Multiple times each hour on weekdays, this introduction is repeated in the office of the Prison Legal Assistance Project at Harvard Law School. For 40 years, law students have taken shifts answering calls to the hotline, advising Massachusetts prisoners of their rights vis-à-vis the administrative code of prison rules, and representing prisoners at disciplinary hearings. Before providing counseling, the students verify that the caller is an inmate in the state prison system. Although they limit their services to this population, they are able to honor only one-fifth of the requests for representation at a hearing.
An inmate might be accused of assault or faking an illness, brewing alcohol or possessing contraband bubblegum. The consequences can be significant: not just the possible loss of phone or canteen privileges, but transfer to a higher-security facility or decreased chance of being released on parole.
When second-year student Gerard Cedrone tells people about his work with PLAP, a common reaction is, “Why don’t people in prison just follow the rules?” He explains that there are so many rules—and they are so broad, and sometimes contradictory—that it is almost impossible to follow all of them. “I don’t think anyone—including myself—could live in that facility for one month without breaking a rule,” he says.
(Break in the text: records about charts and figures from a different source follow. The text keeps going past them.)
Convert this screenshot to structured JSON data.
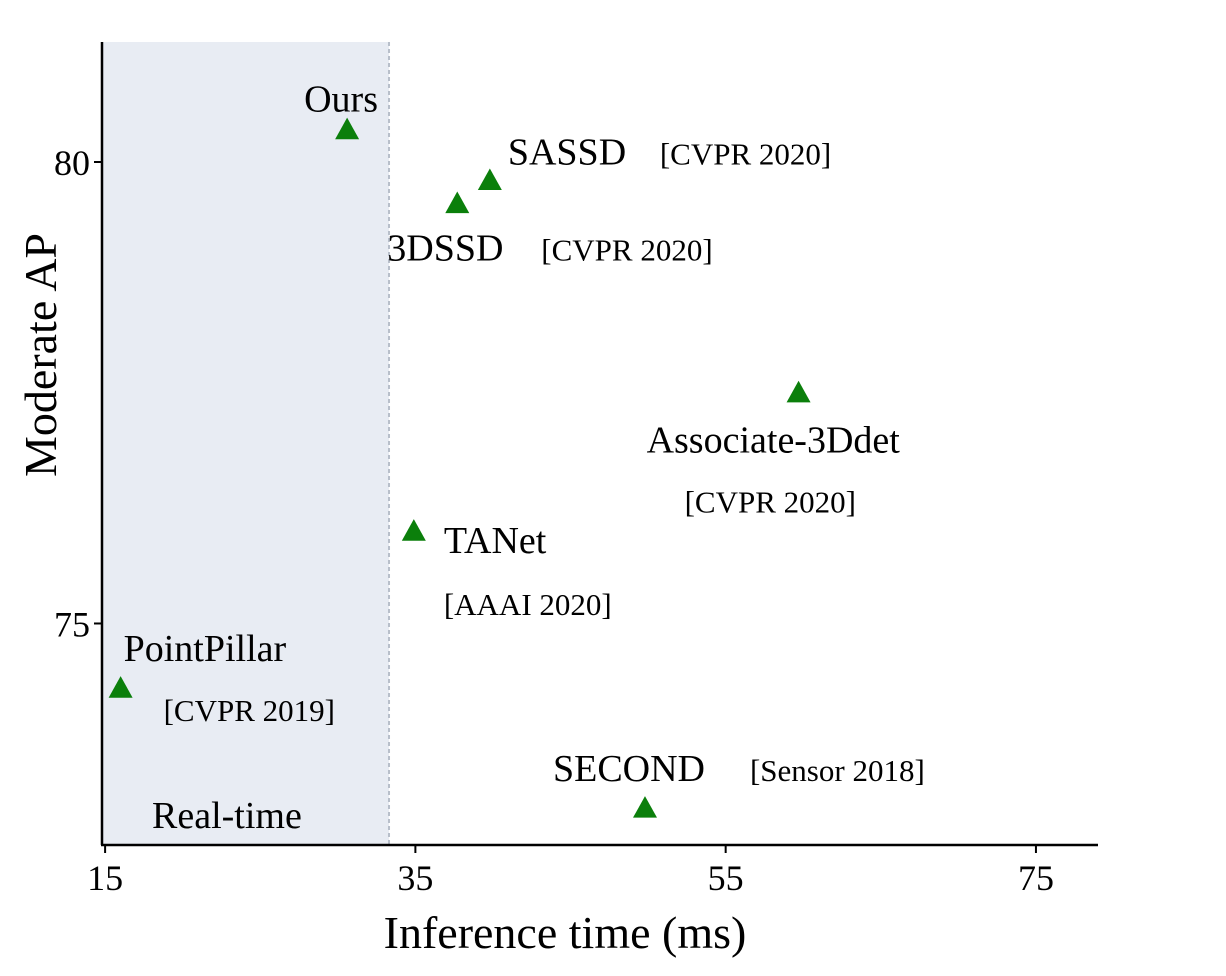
{
  "chart_data": {
    "type": "scatter",
    "title": "",
    "xlabel": "Inference time (ms)",
    "ylabel": "Moderate AP",
    "xlim": [
      14.8,
      79
    ],
    "ylim": [
      72.6,
      81.3
    ],
    "xticks": [
      15,
      35,
      55,
      75
    ],
    "yticks": [
      75,
      80
    ],
    "grid": false,
    "marker": "triangle",
    "marker_color": "#0b7f0b",
    "highlight_color": "#a82828",
    "region": {
      "label": "Real-time",
      "x_from": 14.8,
      "x_to": 33.3,
      "color": "#e8ecf3"
    },
    "points": [
      {
        "name": "Ours",
        "venue": "",
        "x": 30.6,
        "y": 80.35,
        "highlight": true
      },
      {
        "name": "SASSD",
        "venue": "[CVPR 2020]",
        "x": 39.8,
        "y": 79.8,
        "highlight": false
      },
      {
        "name": "3DSSD",
        "venue": "[CVPR 2020]",
        "x": 37.7,
        "y": 79.55,
        "highlight": false
      },
      {
        "name": "Associate-3Ddet",
        "venue": "[CVPR 2020]",
        "x": 59.7,
        "y": 77.5,
        "highlight": false
      },
      {
        "name": "TANet",
        "venue": "[AAAI 2020]",
        "x": 34.9,
        "y": 76.0,
        "highlight": false
      },
      {
        "name": "PointPillar",
        "venue": "[CVPR 2019]",
        "x": 16.0,
        "y": 74.3,
        "highlight": false
      },
      {
        "name": "SECOND",
        "venue": "[Sensor 2018]",
        "x": 49.8,
        "y": 73.0,
        "highlight": false
      }
    ]
  }
}
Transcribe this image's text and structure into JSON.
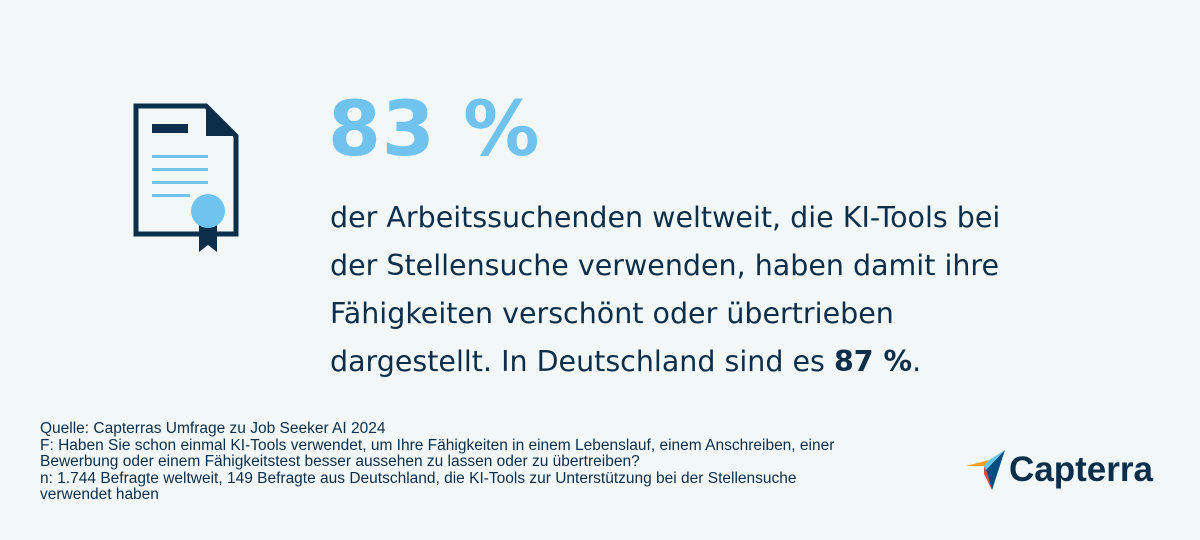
{
  "headline": {
    "value": "83 %"
  },
  "statement": {
    "lines": [
      "der Arbeitssuchenden weltweit, die KI-Tools bei",
      "der Stellensuche verwenden, haben damit ihre",
      "Fähigkeiten verschönt oder übertrieben"
    ],
    "last_line_prefix": "dargestellt. In Deutschland sind es ",
    "last_line_highlight": "87 %",
    "last_line_suffix": "."
  },
  "footnotes": {
    "lines": [
      "Quelle: Capterras Umfrage zu Job Seeker AI 2024",
      "F: Haben Sie schon einmal KI-Tools verwendet, um Ihre Fähigkeiten in einem Lebenslauf, einem Anschreiben, einer",
      "Bewerbung oder einem Fähigkeitstest besser aussehen zu lassen oder zu übertreiben?",
      "n: 1.744 Befragte weltweit, 149 Befragte aus Deutschland, die KI-Tools zur Unterstützung bei der Stellensuche",
      "verwendet haben"
    ]
  },
  "logo": {
    "text": "Capterra",
    "icon": "capterra-logo-icon"
  },
  "icons": {
    "document": "certificate-document-icon"
  },
  "colors": {
    "background": "#f2f7f8",
    "accent": "#6fc3ee",
    "text": "#0b2e4a",
    "logo_orange": "#ff9d28",
    "logo_blue": "#68c5ed",
    "logo_navy": "#044d80",
    "logo_red": "#e54747"
  }
}
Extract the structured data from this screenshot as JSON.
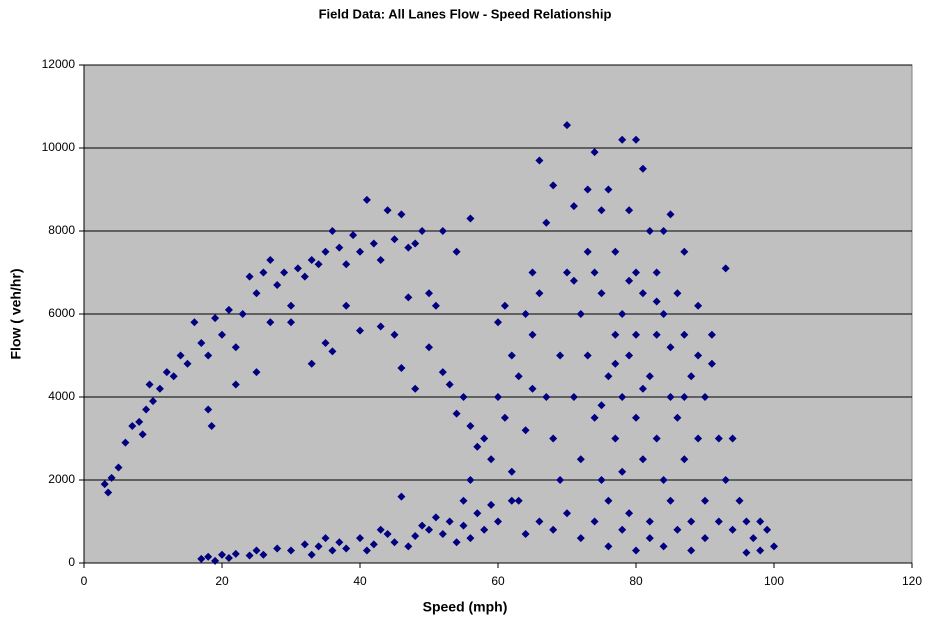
{
  "chart_data": {
    "type": "scatter",
    "title": "Field Data: All Lanes Flow - Speed Relationship",
    "x_label": "Speed (mph)",
    "y_label": "Flow ( veh/hr)",
    "color": "#000080",
    "background": "#c0c0c0",
    "grid": true,
    "xlim": [
      0,
      120
    ],
    "xticks": [
      0,
      20,
      40,
      60,
      80,
      100,
      120
    ],
    "ylim": [
      0,
      12000
    ],
    "yticks": [
      0,
      2000,
      4000,
      6000,
      8000,
      10000,
      12000
    ],
    "x": [
      3,
      3.5,
      4,
      5,
      6,
      7,
      8,
      8.5,
      9,
      9.5,
      10,
      11,
      12,
      13,
      14,
      15,
      16,
      17,
      18,
      18.5,
      19,
      20,
      21,
      22,
      23,
      24,
      25,
      26,
      27,
      28,
      29,
      30,
      31,
      32,
      33,
      34,
      35,
      36,
      37,
      38,
      39,
      40,
      41,
      42,
      43,
      44,
      45,
      46,
      47,
      48,
      49,
      50,
      52,
      54,
      56,
      27,
      30,
      35,
      38,
      40,
      45,
      47,
      50,
      53,
      55,
      36,
      22,
      25,
      33,
      43,
      46,
      48,
      51,
      54,
      52,
      56,
      18,
      17,
      18,
      19,
      20,
      21,
      22,
      24,
      25,
      26,
      28,
      30,
      32,
      34,
      35,
      37,
      38,
      40,
      42,
      44,
      45,
      46,
      48,
      50,
      52,
      53,
      55,
      56,
      57,
      58,
      59,
      60,
      33,
      36,
      41,
      43,
      47,
      49,
      51,
      54,
      55,
      56,
      57,
      58,
      59,
      60,
      61,
      62,
      63,
      64,
      65,
      62,
      63,
      64,
      65,
      66,
      66,
      61,
      60,
      67,
      68,
      68,
      69,
      70,
      70,
      71,
      71,
      72,
      72,
      73,
      73,
      74,
      74,
      74,
      75,
      75,
      75,
      76,
      76,
      76,
      77,
      77,
      77,
      78,
      78,
      78,
      78,
      79,
      79,
      79,
      80,
      80,
      80,
      80,
      81,
      81,
      81,
      82,
      82,
      82,
      83,
      83,
      83,
      84,
      84,
      84,
      85,
      85,
      85,
      86,
      86,
      87,
      87,
      87,
      88,
      88,
      89,
      89,
      90,
      90,
      91,
      92,
      93,
      93,
      94,
      95,
      96,
      97,
      98,
      99,
      100,
      98,
      96,
      94,
      92,
      90,
      88,
      86,
      84,
      82,
      80,
      78,
      76,
      74,
      72,
      70,
      68,
      66,
      64,
      62,
      77,
      79,
      81,
      83,
      75,
      73,
      85,
      87,
      89,
      91,
      71,
      69,
      67,
      65
    ],
    "y": [
      1900,
      1700,
      2050,
      2300,
      2900,
      3300,
      3400,
      3100,
      3700,
      4300,
      3900,
      4200,
      4600,
      4500,
      5000,
      4800,
      5800,
      5300,
      5000,
      3300,
      5900,
      5500,
      6100,
      5200,
      6000,
      6900,
      6500,
      7000,
      7300,
      6700,
      7000,
      6200,
      7100,
      6900,
      7300,
      7200,
      7500,
      8000,
      7600,
      7200,
      7900,
      7500,
      8750,
      7700,
      7300,
      8500,
      7800,
      8400,
      7600,
      7700,
      8000,
      6500,
      8000,
      7500,
      8300,
      5800,
      5800,
      5300,
      6200,
      5600,
      5500,
      6400,
      5200,
      4300,
      4000,
      5100,
      4300,
      4600,
      4800,
      5700,
      4700,
      4200,
      6200,
      3600,
      4600,
      3300,
      3700,
      100,
      150,
      50,
      200,
      120,
      220,
      180,
      300,
      200,
      350,
      300,
      450,
      400,
      600,
      500,
      350,
      600,
      450,
      700,
      500,
      1600,
      650,
      800,
      700,
      1000,
      900,
      600,
      1200,
      800,
      1400,
      1000,
      200,
      300,
      300,
      800,
      400,
      900,
      1100,
      500,
      1500,
      2000,
      2800,
      3000,
      2500,
      4000,
      3500,
      5000,
      4500,
      6000,
      5500,
      2200,
      1500,
      3200,
      4200,
      6500,
      9700,
      6200,
      5800,
      8200,
      9100,
      3000,
      5000,
      10550,
      7000,
      4000,
      8600,
      2500,
      6000,
      9000,
      5000,
      9900,
      3500,
      7000,
      2000,
      6500,
      8500,
      4500,
      9000,
      1500,
      7500,
      3000,
      5500,
      10200,
      6000,
      2200,
      4000,
      8500,
      5000,
      1200,
      10200,
      7000,
      3500,
      5500,
      9500,
      6500,
      2500,
      4500,
      8000,
      1000,
      7000,
      3000,
      5500,
      6000,
      2000,
      8000,
      8400,
      4000,
      1500,
      6500,
      3500,
      5500,
      7500,
      2500,
      4500,
      1000,
      5000,
      3000,
      4000,
      1500,
      5500,
      3000,
      7100,
      2000,
      3000,
      1500,
      1000,
      600,
      1000,
      800,
      400,
      300,
      250,
      800,
      1000,
      600,
      300,
      800,
      400,
      600,
      300,
      800,
      400,
      1000,
      600,
      1200,
      800,
      1000,
      700,
      1500,
      4800,
      6800,
      4200,
      6300,
      3800,
      7500,
      5200,
      4000,
      6200,
      4800,
      6800,
      2000,
      4000,
      7000
    ]
  }
}
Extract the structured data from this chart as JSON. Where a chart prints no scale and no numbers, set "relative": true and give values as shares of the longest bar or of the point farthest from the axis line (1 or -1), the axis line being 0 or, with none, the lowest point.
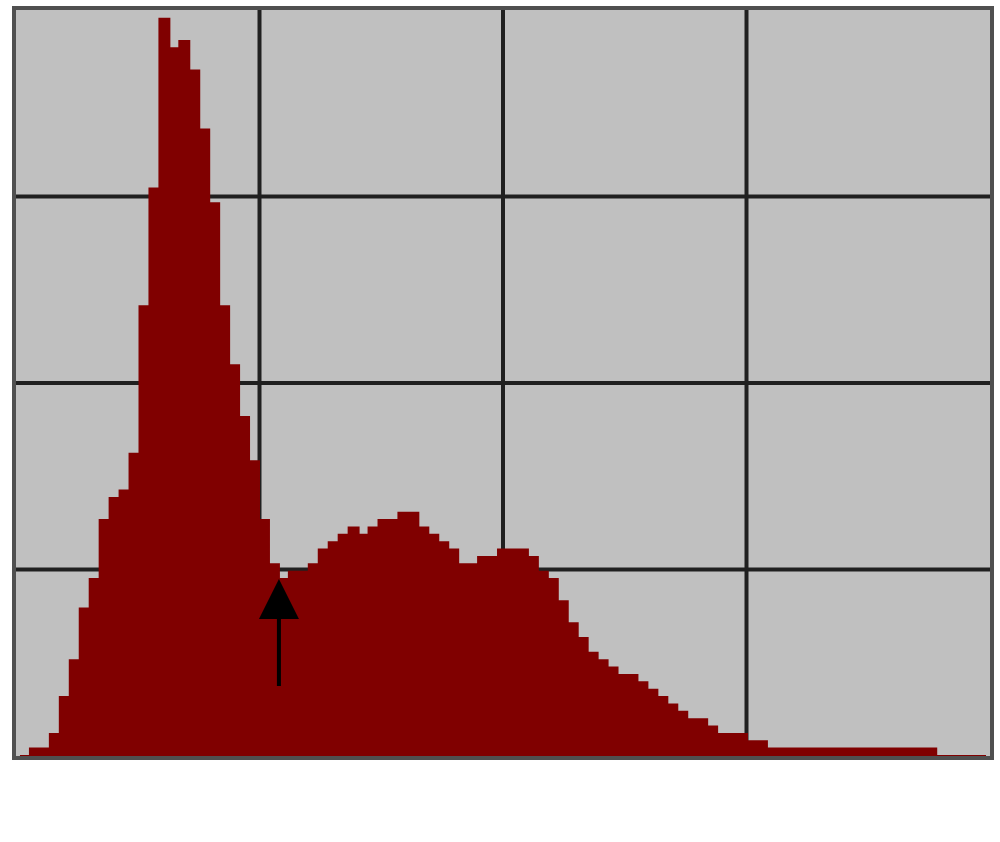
{
  "chart_data": {
    "type": "area",
    "relative": true,
    "color": "#800000",
    "grid": true,
    "categories": [
      null,
      null,
      null,
      null,
      null,
      null,
      null,
      null,
      null,
      null,
      null,
      null,
      null,
      null,
      null,
      null,
      null,
      null,
      null,
      null,
      null,
      null,
      null,
      null,
      null,
      null,
      null,
      null,
      null,
      null,
      null,
      null,
      null,
      null,
      null,
      null,
      null,
      null,
      null,
      null,
      null,
      null,
      null,
      null,
      null,
      null,
      null,
      null,
      null,
      null,
      null,
      null,
      null,
      null,
      null,
      null,
      null,
      null,
      null,
      null,
      null,
      null,
      null,
      null,
      null,
      null,
      null,
      null,
      null,
      null,
      null,
      null,
      null,
      null,
      null,
      null,
      null,
      null,
      null,
      null,
      null,
      null,
      null,
      null,
      null,
      null,
      null,
      null,
      null,
      null,
      null,
      null,
      null,
      null,
      null,
      null,
      null,
      null
    ],
    "values": [
      0,
      0.01,
      0.01,
      0.03,
      0.08,
      0.13,
      0.2,
      0.24,
      0.32,
      0.35,
      0.36,
      0.41,
      0.61,
      0.77,
      1.0,
      0.96,
      0.97,
      0.93,
      0.85,
      0.75,
      0.61,
      0.53,
      0.46,
      0.4,
      0.32,
      0.26,
      0.24,
      0.25,
      0.25,
      0.26,
      0.28,
      0.29,
      0.3,
      0.31,
      0.3,
      0.31,
      0.32,
      0.32,
      0.33,
      0.33,
      0.31,
      0.3,
      0.29,
      0.28,
      0.26,
      0.26,
      0.27,
      0.27,
      0.28,
      0.28,
      0.28,
      0.27,
      0.25,
      0.24,
      0.21,
      0.18,
      0.16,
      0.14,
      0.13,
      0.12,
      0.11,
      0.11,
      0.1,
      0.09,
      0.08,
      0.07,
      0.06,
      0.05,
      0.05,
      0.04,
      0.03,
      0.03,
      0.03,
      0.02,
      0.02,
      0.01,
      0.01,
      0.01,
      0.01,
      0.01,
      0.01,
      0.01,
      0.01,
      0.01,
      0.01,
      0.01,
      0.01,
      0.01,
      0.01,
      0.01,
      0.01,
      0.01,
      0,
      0,
      0,
      0,
      0,
      0
    ]
  }
}
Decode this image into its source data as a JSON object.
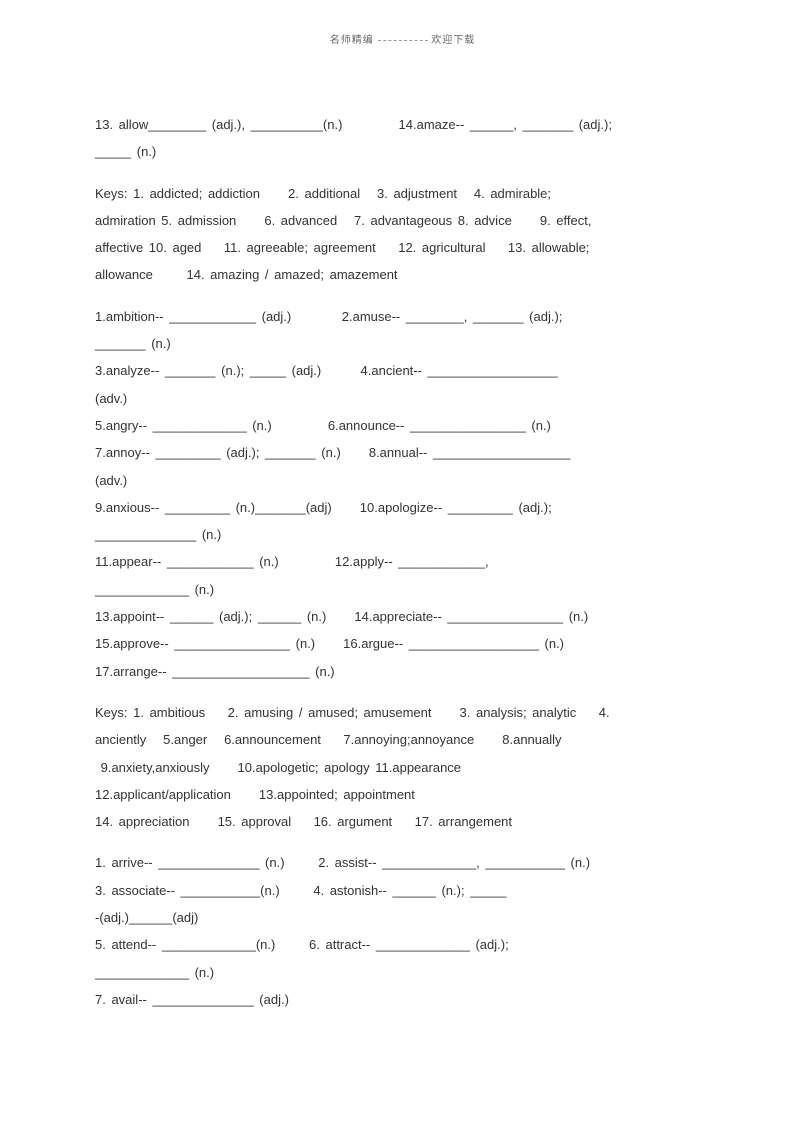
{
  "header": {
    "left": "名师精编",
    "right": "欢迎下载"
  },
  "lines": [
    "13. allow________ (adj.), __________(n.)          14.amaze-- ______, _______ (adj.);",
    "_____ (n.)",
    "",
    "Keys: 1. addicted; addiction     2. additional   3. adjustment   4. admirable;",
    "admiration 5. admission     6. advanced   7. advantageous 8. advice     9. effect,",
    "affective 10. aged    11. agreeable; agreement    12. agricultural    13. allowable;",
    "allowance      14. amazing / amazed; amazement",
    "",
    "1.ambition-- ____________ (adj.)         2.amuse-- ________, _______ (adj.);",
    "_______ (n.)",
    "3.analyze-- _______ (n.); _____ (adj.)       4.ancient-- __________________",
    "(adv.)",
    "5.angry-- _____________ (n.)          6.announce-- ________________ (n.)",
    "7.annoy-- _________ (adj.); _______ (n.)     8.annual-- ___________________",
    "(adv.)",
    "9.anxious-- _________ (n.)_______(adj)     10.apologize-- _________ (adj.);",
    "______________ (n.)",
    "11.appear-- ____________ (n.)          12.apply-- ____________,",
    "_____________ (n.)",
    "13.appoint-- ______ (adj.); ______ (n.)     14.appreciate-- ________________ (n.)",
    "15.approve-- ________________ (n.)     16.argue-- __________________ (n.)",
    "17.arrange-- ___________________ (n.)",
    "",
    "Keys: 1. ambitious    2. amusing / amused; amusement     3. analysis; analytic    4.",
    "anciently   5.anger   6.announcement    7.annoying;annoyance     8.annually",
    " 9.anxiety,anxiously     10.apologetic; apology 11.appearance",
    "12.applicant/application     13.appointed; appointment",
    "14. appreciation     15. approval    16. argument    17. arrangement",
    "",
    "1. arrive-- ______________ (n.)      2. assist-- _____________, ___________ (n.)",
    "3. associate-- ___________(n.)      4. astonish-- ______ (n.); _____",
    "-(adj.)______(adj)",
    "5. attend-- _____________(n.)      6. attract-- _____________ (adj.);",
    "_____________ (n.)",
    "7. avail-- ______________ (adj.)"
  ],
  "colors": {
    "text": "#333333",
    "header": "#666666",
    "background": "#ffffff"
  },
  "fontsize": 13,
  "line_height": 2.1
}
Some rules are broken routinely, but are nevertheless invoked by correctional officers who dislike certain inmates or want to ratchet up the penalty levied for a different infraction. For example, the rules prohibit blocking one’s cell window, but inmates customarily do so while using the toilet. “Everyone does it,” says first-year student Donna Harati, yet one of her clients is being disciplined under this rule. The real reason, she says: “People dislike him for the offense he committed.”
Like the undergraduates in Western’s prison-based sociology course, the law students find inmates more sympathetic than they expected. The reality of a person “never matches up to something you read on a piece of paper about what they’ve done,” says third-year student Mara Sacks. Some PLAP participants have decided they want to work with prisoners and criminal suspects, either through their jobs or through volunteer work. Others aspire to criminal prosecution but say this work has broadened their perspective.
The students’ advocacy often fails. The standard of proof in these hearings is “a preponderance of the evidence”—short of the presumption of innocence in criminal proceedings—and hearing officers tend to find correctional staff more believable than inmates. But the law students believe their work has an impact regardless of the outcome. After a hearing in which second-year student Jeanne Segil failed to obtain a ruling in her client’s favor, the client’s sister approached Segil and told her, “You saw something in my brother that no one else has.”
Segil says winning is only part of the point. “I believe in the power of just sitting by someone’s side when he’s handcuffed and the parole board is interrogating him,” she says. “I believe there’s power in just being present.”